Lion and Dragon Masks
Decorate your own lion or dragon mask to celebrate the year of the dragon. The Lunar New Year is symbolized by a different animal zodiac each year, determined by a 12-year cycle. 2012 is the Year of the Dragon which is the most revered in the calendar.
Handmade Storybooks with Sushmita Mazumdar
Children and families can create a storybook illustrating their personal story. Sushmita Mazumdar and museum volunteers will provide directions and help.
Charcoal Drawings with Rebecca C. Adams
In contemporary American culture hair type can indicate where you live, it can tell a story about your ancestors, and it can even be a form of creative self-expression. Based on the artworks of Zhang Chun Hong in the Portraiture Now: Asian American Portraits of Encounter exhibit, visitors will create their own hair scroll “portraits” in charcoal to celebrate their individuality.
Clay Fortune Cookies
Learn how to make fortune cookies out of clay.

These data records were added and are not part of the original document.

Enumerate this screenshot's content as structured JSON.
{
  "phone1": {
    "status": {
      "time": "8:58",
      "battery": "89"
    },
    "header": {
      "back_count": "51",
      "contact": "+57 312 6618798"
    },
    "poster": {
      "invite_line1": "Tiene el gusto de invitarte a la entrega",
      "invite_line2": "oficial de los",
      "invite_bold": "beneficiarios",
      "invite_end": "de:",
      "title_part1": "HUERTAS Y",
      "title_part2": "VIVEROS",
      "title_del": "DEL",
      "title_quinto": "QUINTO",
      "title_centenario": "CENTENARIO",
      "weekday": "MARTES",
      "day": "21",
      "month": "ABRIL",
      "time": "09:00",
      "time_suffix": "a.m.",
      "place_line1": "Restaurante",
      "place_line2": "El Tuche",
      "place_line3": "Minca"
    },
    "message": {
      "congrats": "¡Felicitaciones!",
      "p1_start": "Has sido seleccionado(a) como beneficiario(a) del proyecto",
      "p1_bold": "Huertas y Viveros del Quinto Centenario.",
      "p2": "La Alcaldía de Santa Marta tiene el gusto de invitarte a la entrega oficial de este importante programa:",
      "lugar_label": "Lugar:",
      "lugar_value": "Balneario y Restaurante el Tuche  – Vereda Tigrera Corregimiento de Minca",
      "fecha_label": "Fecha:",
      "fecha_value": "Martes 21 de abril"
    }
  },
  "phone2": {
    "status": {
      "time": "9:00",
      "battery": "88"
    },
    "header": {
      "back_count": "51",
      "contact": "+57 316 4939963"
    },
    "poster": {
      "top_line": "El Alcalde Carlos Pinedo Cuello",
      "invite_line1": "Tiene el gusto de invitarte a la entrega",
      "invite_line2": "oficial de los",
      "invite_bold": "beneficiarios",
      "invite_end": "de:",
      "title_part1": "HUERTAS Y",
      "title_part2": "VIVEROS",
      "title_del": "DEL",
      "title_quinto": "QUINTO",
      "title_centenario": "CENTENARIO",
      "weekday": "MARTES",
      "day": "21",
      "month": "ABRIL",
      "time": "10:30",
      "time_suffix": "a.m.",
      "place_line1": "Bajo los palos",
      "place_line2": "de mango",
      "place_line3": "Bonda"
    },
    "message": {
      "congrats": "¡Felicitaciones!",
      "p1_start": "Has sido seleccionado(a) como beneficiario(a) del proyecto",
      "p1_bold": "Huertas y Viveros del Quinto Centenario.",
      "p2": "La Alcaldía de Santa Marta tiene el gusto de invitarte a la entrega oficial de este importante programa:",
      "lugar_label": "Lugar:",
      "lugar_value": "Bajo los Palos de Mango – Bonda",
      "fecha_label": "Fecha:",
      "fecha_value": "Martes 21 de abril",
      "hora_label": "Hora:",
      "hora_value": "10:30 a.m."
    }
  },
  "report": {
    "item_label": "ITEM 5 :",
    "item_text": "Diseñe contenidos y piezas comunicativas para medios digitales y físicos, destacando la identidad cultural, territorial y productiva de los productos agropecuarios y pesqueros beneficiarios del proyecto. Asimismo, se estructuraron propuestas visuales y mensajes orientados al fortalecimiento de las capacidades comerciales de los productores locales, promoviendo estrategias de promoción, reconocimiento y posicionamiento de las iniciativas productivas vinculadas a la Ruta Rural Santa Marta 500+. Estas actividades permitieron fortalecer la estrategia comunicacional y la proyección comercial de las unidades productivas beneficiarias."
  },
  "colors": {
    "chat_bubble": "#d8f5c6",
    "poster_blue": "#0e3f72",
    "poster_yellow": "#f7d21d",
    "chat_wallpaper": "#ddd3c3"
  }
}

The history of the fortune cookie dates back to Los Angeles, California. According to “Madam Chu’s Chinese Cooking School” (a book by Grace Zia Chu), George Jung invented the fortune cookie in Los Angeles, circa 1916. He either wanted to cheer up customers during WWI or entertain them while waiting for their food.
ARTLAB+ is a digital media studio based at the Hirshhorn Sculpture Garden that gives teens the opportunity to become integral members of a design team. Production teams are inviting participants to share personal stories that relate to the theme of APA Heritage Month and the Portraiture Now exhibition. The footage is compiled into a montage video by an ARTLAB+ teen video editor.
Bring home memories by taking free photo booth pictures with your family and friends.
Special menu available at the Courtyard Café.